Now edit core-site.xml
file with nano /opt/hadoop/etc/hadoop/core-site.xml
command and put the following properties
between <configuration>
and </configuration>
It should look like;
<property>
<name>fs.default.name</name>
<value>hdfs://localhost:9000</value>
</property>
Edit yarn-site.xml
with nano /opt/hadoop/etc/hadoop/yarn-site.xml
command and put the following properties
into configuration
section.
<property>
<name>yarn.nodemanager.aux-services</name>
<value>mapreduce_shuffle</value>
</property>
<property>
<name>yarn.nodemanager.aux-services.mapreduce.shuffle.class</name>
<value>org.apache.hadoop.mapred.ShuffleHandler</value>
</property>
Now we are to copy a template XML file. Execute the command;
cp /opt/hadoop/etc/hadoop/mapred-site.xml.template /opt/hadoop/etc/hadoop/mapred-site.xml
And then edit the file with nano /opt/hadoop/etc/hadoop/mapred-site.xml
command. Put the following properties
into configuration
section.
<property>
<name>mapreduce.framework.name</name>
<value>yarn</value>
</property>
The last file we are to edit is hdfs-site.xml
file. Use nano /opt/hadoop/etc/hadoop/hdfs-site.xml
command to edit
and put the followings into configuration
section.
<property>
<name>dfs.replication</name>
<value>1</value>
</property>
<property>
<name>dfs.namenode.name.dir</name>
<value>file:/var/lib/hadoop/hdfs/namenode</value>
</property>
<property>
<name>dfs.datanode.data.dir</name>
<value>file:/var/lib/hadoop/hdfs/datanode</value>
</property>
We are almost finished.
###Format HDFS and start services.
Execute the following commands one by one.
source .bashrc
hdfs namenode -format
start-dfs.sh
start-yarn.sh
If nothing goes wrong, you wouldn't get error and YOU HAVE FINISHED.

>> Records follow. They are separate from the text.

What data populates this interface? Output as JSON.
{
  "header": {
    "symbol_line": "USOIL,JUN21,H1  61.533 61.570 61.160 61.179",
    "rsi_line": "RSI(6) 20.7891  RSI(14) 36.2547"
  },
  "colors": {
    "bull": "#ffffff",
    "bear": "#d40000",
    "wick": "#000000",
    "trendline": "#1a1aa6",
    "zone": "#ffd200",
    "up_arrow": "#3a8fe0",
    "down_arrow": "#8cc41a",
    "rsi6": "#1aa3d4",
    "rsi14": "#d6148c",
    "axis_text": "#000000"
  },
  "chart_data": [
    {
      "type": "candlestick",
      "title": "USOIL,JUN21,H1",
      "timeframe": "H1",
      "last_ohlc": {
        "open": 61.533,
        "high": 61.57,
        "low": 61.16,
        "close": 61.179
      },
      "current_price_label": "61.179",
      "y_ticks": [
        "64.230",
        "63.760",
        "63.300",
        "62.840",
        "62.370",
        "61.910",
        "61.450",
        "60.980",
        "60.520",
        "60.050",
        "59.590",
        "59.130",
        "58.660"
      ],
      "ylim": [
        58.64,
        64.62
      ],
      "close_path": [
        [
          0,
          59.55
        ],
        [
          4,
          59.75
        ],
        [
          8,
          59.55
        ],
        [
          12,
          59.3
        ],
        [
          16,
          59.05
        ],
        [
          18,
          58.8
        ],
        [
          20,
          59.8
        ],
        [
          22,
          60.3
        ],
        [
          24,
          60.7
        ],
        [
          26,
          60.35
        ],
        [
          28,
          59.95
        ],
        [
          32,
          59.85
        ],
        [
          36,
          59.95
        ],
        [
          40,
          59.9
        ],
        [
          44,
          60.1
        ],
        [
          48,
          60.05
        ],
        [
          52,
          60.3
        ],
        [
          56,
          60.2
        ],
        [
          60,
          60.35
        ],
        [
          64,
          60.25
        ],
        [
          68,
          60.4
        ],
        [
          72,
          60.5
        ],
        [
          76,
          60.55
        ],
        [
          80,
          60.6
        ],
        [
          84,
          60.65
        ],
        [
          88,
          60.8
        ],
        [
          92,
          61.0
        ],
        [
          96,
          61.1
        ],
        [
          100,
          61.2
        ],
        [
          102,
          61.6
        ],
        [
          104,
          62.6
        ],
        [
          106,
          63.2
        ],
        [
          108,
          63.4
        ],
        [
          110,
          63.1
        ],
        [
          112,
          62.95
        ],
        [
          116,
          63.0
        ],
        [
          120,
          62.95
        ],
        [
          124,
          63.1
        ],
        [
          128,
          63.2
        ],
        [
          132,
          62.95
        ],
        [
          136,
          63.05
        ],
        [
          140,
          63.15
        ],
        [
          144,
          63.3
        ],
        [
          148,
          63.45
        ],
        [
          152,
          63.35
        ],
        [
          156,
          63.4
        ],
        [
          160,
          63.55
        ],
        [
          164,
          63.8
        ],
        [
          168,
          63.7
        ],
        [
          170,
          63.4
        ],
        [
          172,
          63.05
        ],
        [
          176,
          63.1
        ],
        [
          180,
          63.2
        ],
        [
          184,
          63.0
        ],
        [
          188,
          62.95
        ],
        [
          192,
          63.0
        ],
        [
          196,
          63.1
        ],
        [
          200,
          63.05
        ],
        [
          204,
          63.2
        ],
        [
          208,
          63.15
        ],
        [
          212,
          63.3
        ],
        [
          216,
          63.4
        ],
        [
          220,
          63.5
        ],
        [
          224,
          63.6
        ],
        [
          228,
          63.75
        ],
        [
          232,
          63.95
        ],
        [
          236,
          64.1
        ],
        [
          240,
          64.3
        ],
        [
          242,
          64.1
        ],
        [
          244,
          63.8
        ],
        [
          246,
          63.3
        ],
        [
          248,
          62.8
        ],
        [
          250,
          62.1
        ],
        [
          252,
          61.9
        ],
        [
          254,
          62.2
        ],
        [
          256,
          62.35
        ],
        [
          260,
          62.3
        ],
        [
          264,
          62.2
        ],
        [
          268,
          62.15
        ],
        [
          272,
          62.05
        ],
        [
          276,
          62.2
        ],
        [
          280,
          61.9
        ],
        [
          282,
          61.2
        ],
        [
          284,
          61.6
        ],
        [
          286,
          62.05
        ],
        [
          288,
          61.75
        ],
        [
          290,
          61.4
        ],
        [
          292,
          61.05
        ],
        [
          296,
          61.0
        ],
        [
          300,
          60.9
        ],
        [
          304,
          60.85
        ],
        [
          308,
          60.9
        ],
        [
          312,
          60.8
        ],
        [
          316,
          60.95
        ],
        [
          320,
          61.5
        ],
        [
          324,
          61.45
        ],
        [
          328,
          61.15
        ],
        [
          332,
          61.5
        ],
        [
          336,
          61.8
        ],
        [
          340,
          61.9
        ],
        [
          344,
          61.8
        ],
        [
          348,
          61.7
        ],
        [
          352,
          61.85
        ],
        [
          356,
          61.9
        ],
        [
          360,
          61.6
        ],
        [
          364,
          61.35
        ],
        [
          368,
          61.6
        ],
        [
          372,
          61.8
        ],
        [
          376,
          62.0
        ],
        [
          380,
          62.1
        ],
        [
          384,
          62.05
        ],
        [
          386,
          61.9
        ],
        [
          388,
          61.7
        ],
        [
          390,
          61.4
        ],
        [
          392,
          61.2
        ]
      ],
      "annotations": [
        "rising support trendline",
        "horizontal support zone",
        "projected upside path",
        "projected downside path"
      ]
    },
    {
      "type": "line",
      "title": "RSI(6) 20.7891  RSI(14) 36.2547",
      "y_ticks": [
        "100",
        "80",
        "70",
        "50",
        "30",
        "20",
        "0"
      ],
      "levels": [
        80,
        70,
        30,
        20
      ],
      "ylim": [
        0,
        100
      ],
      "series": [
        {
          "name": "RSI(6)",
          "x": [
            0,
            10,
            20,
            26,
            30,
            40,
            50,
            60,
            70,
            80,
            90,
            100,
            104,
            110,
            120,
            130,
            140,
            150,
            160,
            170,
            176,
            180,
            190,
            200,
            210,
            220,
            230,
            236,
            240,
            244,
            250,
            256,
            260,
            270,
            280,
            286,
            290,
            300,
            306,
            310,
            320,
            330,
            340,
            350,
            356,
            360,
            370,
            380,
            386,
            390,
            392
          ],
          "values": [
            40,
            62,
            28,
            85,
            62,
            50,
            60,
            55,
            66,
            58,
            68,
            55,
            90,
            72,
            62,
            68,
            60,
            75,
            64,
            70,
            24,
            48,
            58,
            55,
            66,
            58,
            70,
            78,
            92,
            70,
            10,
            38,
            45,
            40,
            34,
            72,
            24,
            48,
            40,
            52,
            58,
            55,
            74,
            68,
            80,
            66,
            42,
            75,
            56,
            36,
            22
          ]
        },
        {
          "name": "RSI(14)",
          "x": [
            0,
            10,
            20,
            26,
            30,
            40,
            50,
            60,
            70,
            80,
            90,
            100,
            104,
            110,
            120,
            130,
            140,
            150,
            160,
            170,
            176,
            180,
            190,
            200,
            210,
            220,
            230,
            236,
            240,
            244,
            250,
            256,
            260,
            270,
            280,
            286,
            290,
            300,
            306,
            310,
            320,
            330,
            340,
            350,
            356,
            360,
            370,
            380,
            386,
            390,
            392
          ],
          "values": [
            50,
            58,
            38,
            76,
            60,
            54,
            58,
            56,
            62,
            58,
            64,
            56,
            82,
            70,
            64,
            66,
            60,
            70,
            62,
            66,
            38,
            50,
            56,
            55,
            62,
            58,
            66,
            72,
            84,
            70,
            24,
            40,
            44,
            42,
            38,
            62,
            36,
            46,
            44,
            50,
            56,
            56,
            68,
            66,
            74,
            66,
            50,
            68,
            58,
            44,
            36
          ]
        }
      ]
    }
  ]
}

Let us check if it is working. Executing the command jps
will give you an output like;
9280 Jps
1939 SecondaryNameNode
2452 NodeManager
1509 NameNode
1702 DataNode
2106 ResourceManager
The numbers in front of the service names may differ. If they are all listed, THAT'S ALL. Your Hadoop is ready to use. Let us execute an example mapreduce code by executing the command;
hadoop jar /opt/hadoop/share/hadoop/mapreduce/hadoop-mapreduce-examples-2.7.3.jar pi 10 100
Congratulations. You have done. Enjoy your Hadoop.